Article paru dans CQFD n°91 (juillet-août 2011)
La prolétaire du prolétaire
Les travailleuses sont-elles des travailleurs comme les autres ?
Si on regarde de près l’histoire du mouvement ouvrier, au départ
le projet d’émancipation des travailleurs avait prévu de laisser les
bonnes femmes aux fourneaux. Pourtant, en 1846¹, Flora Tristan
faisait déjà de la libération de la femme une priorité. Non seulement,
disait-elle, la femme est « traitée en paria » par le prêtre, le législateur,
le philosophe, mais elle est aussi la « prolétaire du prolétaire »,
la domestique du mâle travailleur. Et c’est pas parce que le prolo
appelle son épouse « ma bourgeoise » qu’il faut croire qu’il est
l’exploité de la maison !
Flora Tristan affirmait aussi que « l’oubli et le mépris des droits naturels »
de la femme sont les « seules causes des malheurs du monde » et en appelait fissa à une déclaration des droits
de la femme. Mais le siècle de la bourgeoisie triomphante véhicule surtout les préjugés masculins et
beaucoup de socialistes restent crânement misogynes. C’est le cas du gravissime Joseph Proudhon.

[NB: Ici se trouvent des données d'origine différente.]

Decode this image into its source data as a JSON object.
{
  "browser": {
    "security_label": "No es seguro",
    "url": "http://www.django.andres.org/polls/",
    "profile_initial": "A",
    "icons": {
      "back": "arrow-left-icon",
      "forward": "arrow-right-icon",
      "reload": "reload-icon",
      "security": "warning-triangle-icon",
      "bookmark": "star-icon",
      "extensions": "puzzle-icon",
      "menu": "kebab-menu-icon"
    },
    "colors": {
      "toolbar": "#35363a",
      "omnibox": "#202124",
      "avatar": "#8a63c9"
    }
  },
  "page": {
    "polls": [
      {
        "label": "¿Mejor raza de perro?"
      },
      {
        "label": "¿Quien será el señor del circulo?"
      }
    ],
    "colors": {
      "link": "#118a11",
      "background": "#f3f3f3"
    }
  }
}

Lui, qui n’a
pas peur de penser que « la femme a été donnée à l’homme pour lui servir d’auxiliaire » et qu’elle ne
« hait point être un peu violentée voire même violée », s’offusque « au nom de la morale publique » que la
socialiste Jeanne Deroin fasse de la politique et prétende accéder à la députation. Faute de le gifler comme il
le mérite, quelques écrivaines croisent la plume avec lui comme Juliette Lambert avec son pamphlet,
Idées anti-proudhoniennes sur l’Amour, la Femme et le Mariage ou Jenny d’Héricourt dans son petit essai,
La Femme affranchie.
À sa fondation , en 1864, la Première Internationale est truffée de proudhoniens barbus aussi obtus que leur
maître sur la question des gonzesses. Le jeune Eugène Varlin, qui s’est battu dans des grèves aux côtés de ses
collègues relieuses, a du mal à faire entendre la simple évidence : « À travail égal, salaire égal ». Le salaire
féminin à l’époque est la moitié de celui des hommes… rassurez-vous, il est aujourd’hui seulement de 20 %
à 30 % inférieur, on voit le progrès ! Le discours ouvrier paternaliste et phallocratique est de dire que l’usine
est un lieu dégradant pour la femme mais aussi que, dans le jeu établi par les capitalistes, le travail des femmes
cause un préjudice aux travailleurs en tirant les salaires vers le bas.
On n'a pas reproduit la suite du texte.